Dr. Sinyor also talks about the extent to which many elderly people with chronic conditions and younger people with severe disabilities are impacted. He says that they “feel like a burden to their loved ones and that their families would be better off if they were dead.”

When one of our friends, of family members or loved ones is in a similar circumstance and they begin to think that they will be solving this problem of being a burden, knowing that this law will allow it, would it be more comfortable for us? My answer is no, I do not think it would be.

To quote Dr. Sinyor again, “Normalizing suicide death via MAID as a remedy for suffering not at the end of life is likely to increase suicide rates in Canada at a time where there is a universal consensus among public and mental health experts of the imperative to decrease suicide rates.”

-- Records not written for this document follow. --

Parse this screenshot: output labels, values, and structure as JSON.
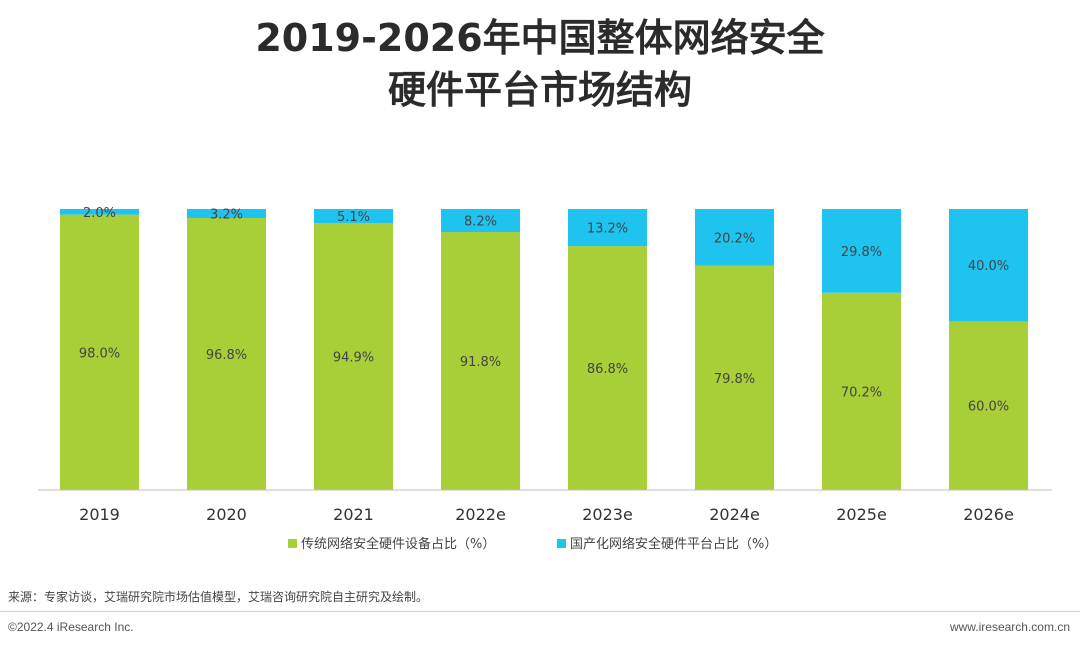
{
  "title_line1": "2019-2026年中国整体网络安全",
  "title_line2": "硬件平台市场结构",
  "chart_data": {
    "type": "bar",
    "stacked": true,
    "categories": [
      "2019",
      "2020",
      "2021",
      "2022e",
      "2023e",
      "2024e",
      "2025e",
      "2026e"
    ],
    "series": [
      {
        "name": "传统网络安全硬件设备占比（%）",
        "color": "#a9cf38",
        "values": [
          98.0,
          96.8,
          94.9,
          91.8,
          86.8,
          79.8,
          70.2,
          60.0
        ],
        "labels": [
          "98.0%",
          "96.8%",
          "94.9%",
          "91.8%",
          "86.8%",
          "79.8%",
          "70.2%",
          "60.0%"
        ]
      },
      {
        "name": "国产化网络安全硬件平台占比（%）",
        "color": "#1ec4ef",
        "values": [
          2.0,
          3.2,
          5.1,
          8.2,
          13.2,
          20.2,
          29.8,
          40.0
        ],
        "labels": [
          "2.0%",
          "3.2%",
          "5.1%",
          "8.2%",
          "13.2%",
          "20.2%",
          "29.8%",
          "40.0%"
        ]
      }
    ],
    "ylim": [
      0,
      100
    ],
    "grid": false,
    "legend": "bottom-center"
  },
  "source": "来源：专家访谈，艾瑞研究院市场估值模型，艾瑞咨询研究院自主研究及绘制。",
  "copyright": "©2022.4 iResearch Inc.",
  "website": "www.iresearch.com.cn"
}
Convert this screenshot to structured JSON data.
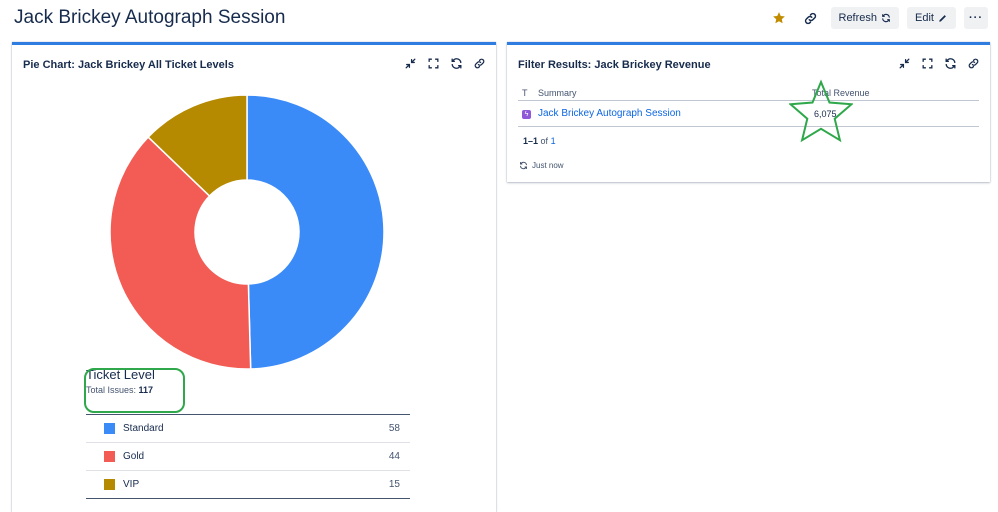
{
  "header": {
    "title": "Jack Brickey Autograph Session",
    "star_icon": "star-icon",
    "link_icon": "link-icon",
    "refresh_label": "Refresh",
    "edit_label": "Edit",
    "more_label": "···"
  },
  "pie_gadget": {
    "title": "Pie Chart: Jack Brickey All Ticket Levels",
    "legend_title": "Ticket Level",
    "total_label": "Total Issues:",
    "total_value": "117",
    "chart_data": {
      "type": "pie",
      "donut": true,
      "categories": [
        "Standard",
        "Gold",
        "VIP"
      ],
      "values": [
        58,
        44,
        15
      ],
      "colors": [
        "#3a8bf7",
        "#f25c54",
        "#b58a00"
      ]
    }
  },
  "filter_gadget": {
    "title": "Filter Results: Jack Brickey Revenue",
    "columns": {
      "type": "T",
      "summary": "Summary",
      "revenue": "Total Revenue"
    },
    "rows": [
      {
        "summary": "Jack Brickey Autograph Session",
        "revenue": "6,075"
      }
    ],
    "pager": {
      "range": "1–1",
      "of": "of",
      "total": "1"
    },
    "updated": "Just now"
  },
  "colors": {
    "accent": "#2f7de1",
    "highlight": "#2ea84a",
    "star": "#c18c00"
  }
}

In short, the bill would simply make it possible for a person to choose to access medical assistance to end their life, even if their death is not reasonably foreseeable. I am concerned for people with disabilities. I am concerned that, if passed, the legislation will allow people with disabilities to die with medical assistance because they have a disability.

Michael Bach, managing director for the Institute for Research and Development on Inclusion and Society confirms this, saying “people who are not at the end of life will nevertheless be able to access assisted death on the basis that their disability is grievous and irremediable and they experience suffering they find intolerable.” I am concerned that people with disabilities may be coerced into ending their life while they are in a state of personal suffering.

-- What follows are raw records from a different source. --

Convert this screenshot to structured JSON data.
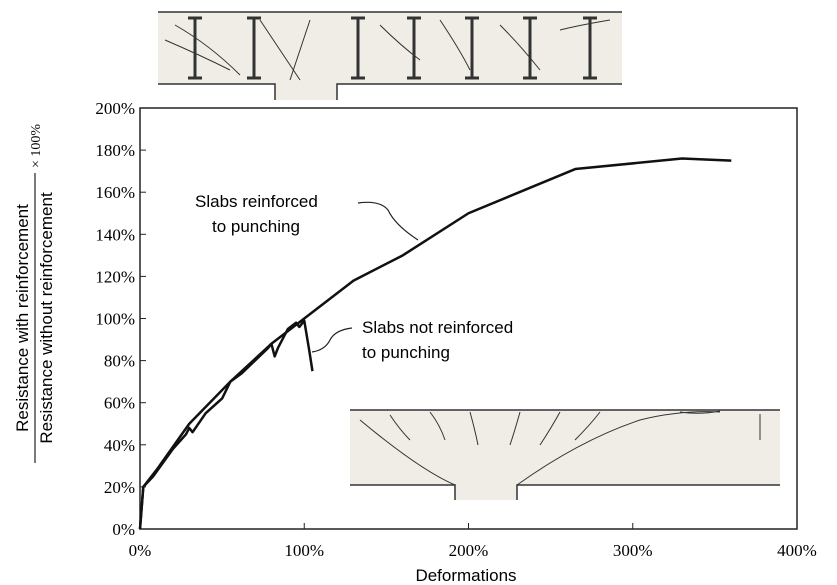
{
  "chart_data": {
    "type": "line",
    "y_label_numerator": "Resistance with reinforcement",
    "y_label_denominator": "Resistance without reinforcement",
    "y_label_factor": "× 100%",
    "x_label": "Deformations",
    "annotations": [
      {
        "lines": [
          "Slabs reinforced",
          "to punching"
        ]
      },
      {
        "lines": [
          "Slabs not reinforced",
          "to punching"
        ]
      }
    ],
    "xlim": [
      0,
      400
    ],
    "xticks": [
      {
        "value": 0,
        "label": "0%"
      },
      {
        "value": 100,
        "label": "100%"
      },
      {
        "value": 200,
        "label": "200%"
      },
      {
        "value": 300,
        "label": "300%"
      },
      {
        "value": 400,
        "label": "400%"
      }
    ],
    "ylim": [
      0,
      200
    ],
    "yticks": [
      {
        "value": 0,
        "label": "0%"
      },
      {
        "value": 20,
        "label": "20%"
      },
      {
        "value": 40,
        "label": "40%"
      },
      {
        "value": 60,
        "label": "60%"
      },
      {
        "value": 80,
        "label": "80%"
      },
      {
        "value": 100,
        "label": "100%"
      },
      {
        "value": 120,
        "label": "120%"
      },
      {
        "value": 140,
        "label": "140%"
      },
      {
        "value": 160,
        "label": "160%"
      },
      {
        "value": 180,
        "label": "180%"
      },
      {
        "value": 200,
        "label": "200%"
      }
    ],
    "grid": false,
    "series": [
      {
        "color": "#111111",
        "x": [
          0,
          2,
          10,
          30,
          55,
          80,
          100,
          130,
          160,
          200,
          265,
          330,
          360
        ],
        "values": [
          0,
          20,
          28,
          50,
          70,
          88,
          100,
          118,
          130,
          150,
          171,
          176,
          175
        ]
      },
      {
        "color": "#111111",
        "x": [
          0,
          2,
          8,
          20,
          28,
          30,
          32,
          40,
          50,
          55,
          62,
          70,
          78,
          80,
          82,
          84,
          90,
          95,
          97,
          100,
          103,
          105
        ],
        "values": [
          0,
          20,
          25,
          38,
          45,
          48,
          46,
          55,
          62,
          70,
          74,
          80,
          86,
          88,
          82,
          86,
          95,
          98,
          96,
          99,
          85,
          75
        ]
      }
    ]
  }
}
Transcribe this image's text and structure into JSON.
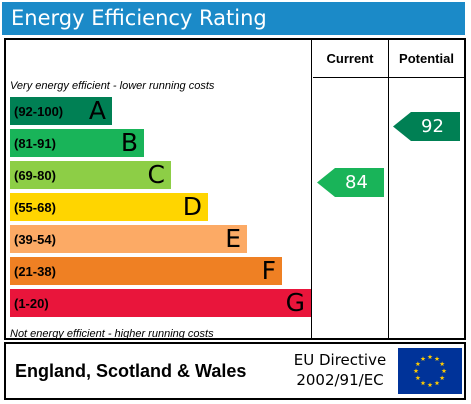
{
  "title": "Energy Efficiency Rating",
  "columns": {
    "current": "Current",
    "potential": "Potential"
  },
  "top_note": "Very energy efficient - lower running costs",
  "bottom_note": "Not energy efficient - higher running costs",
  "bands": [
    {
      "range": "(92-100)",
      "letter": "A",
      "color": "#008054"
    },
    {
      "range": "(81-91)",
      "letter": "B",
      "color": "#19b459"
    },
    {
      "range": "(69-80)",
      "letter": "C",
      "color": "#8dce46"
    },
    {
      "range": "(55-68)",
      "letter": "D",
      "color": "#ffd500"
    },
    {
      "range": "(39-54)",
      "letter": "E",
      "color": "#fcaa65"
    },
    {
      "range": "(21-38)",
      "letter": "F",
      "color": "#ef8023"
    },
    {
      "range": "(1-20)",
      "letter": "G",
      "color": "#e9153b"
    }
  ],
  "current": {
    "value": "84",
    "band": "B",
    "color": "#19b459"
  },
  "potential": {
    "value": "92",
    "band": "A",
    "color": "#008054"
  },
  "footer": {
    "country": "England, Scotland & Wales",
    "directive_line1": "EU Directive",
    "directive_line2": "2002/91/EC",
    "flag_icon": "eu-flag-icon",
    "flag_color": "#003399",
    "star_color": "#ffcc00"
  },
  "title_color": "#1b8ac8"
}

Michael Bach also said, “Negative stereotypes are an undeniable cause of disability-related disadvantage and suffering. The Quebec Superior Court struck a blow to social rights in Canada when it rejected the end of life requirement.”

One of Bach's most striking statements on this issue is that the court's decision “institutionalizes the idea that disability can justify terminating a life. Stereotypes don’t get much worse than that.”

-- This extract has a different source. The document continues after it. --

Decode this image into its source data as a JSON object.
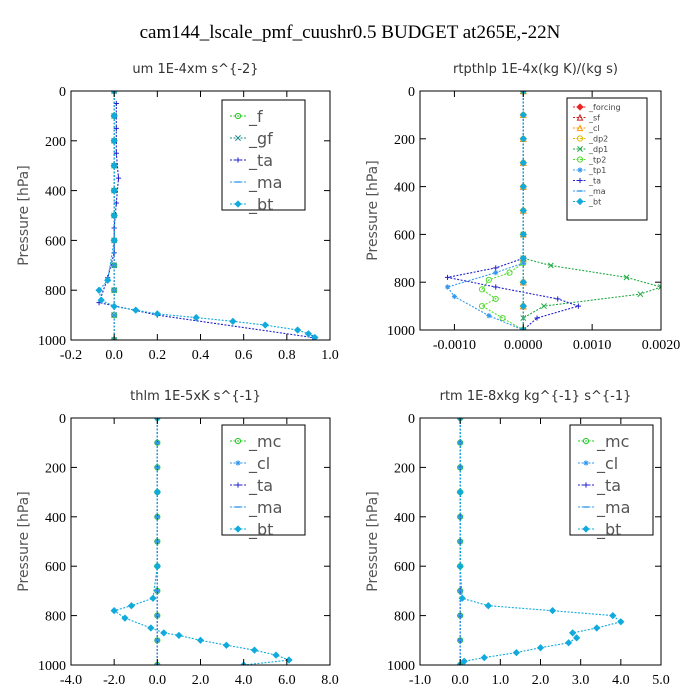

I am afraid that the bill may reinforce horrible stereotypes that a life with a disability is a life not worth living or that living with a disability is a fate worse than death. This cannot happen. I am also concerned that the suffering may not be caused by the disability but because of a lack of services and supports needed by many people with disabilities to lead a full life.

As an example, we have the story of Sean Tagert, a B.C. man who was living with ALS. Sean chose to access medical assistance in dying because he was unable to secure funding for the 24-hour care he needed to live in his home, in his community and raise his young son. The story is heartbreaking. This young man chose death because he was unable to get the proper care for his disability, and he left a young child behind.

It is so sad to hear stories like this. That is why I believe that providing high-quality palliative care is critical. Palliative care is so important because it puts patient care at the forefront of this discussion and not the patient's death. Palliative care helps improve the quality of life, reduces or relieves physical and psychological symptoms and supports the families and loved ones of those struggling with the condition. It could be provided in a variety of settings, including hospitals, at home, long-term care facilities and hospices.

The focus of palliative care is on respecting dignity and having compassion for human life. That in my view is the right approach. I do not think any of us in the chamber should ever underestimate the importance of this issue and its complexity. We all understand the delicate and sensitive nature of it. We all have views and we all know the views of our constituents. They sent us here to represent them, and that is what we are doing.

My hope is that we will all uphold the original objective of this legislation, and that is to affirm the inherent equal value of every person's life to avoid encouraging negative perceptions of the quality of life of persons who are elderly, ill or disabled. This bill does not do that, and for that reason I will be voting against it.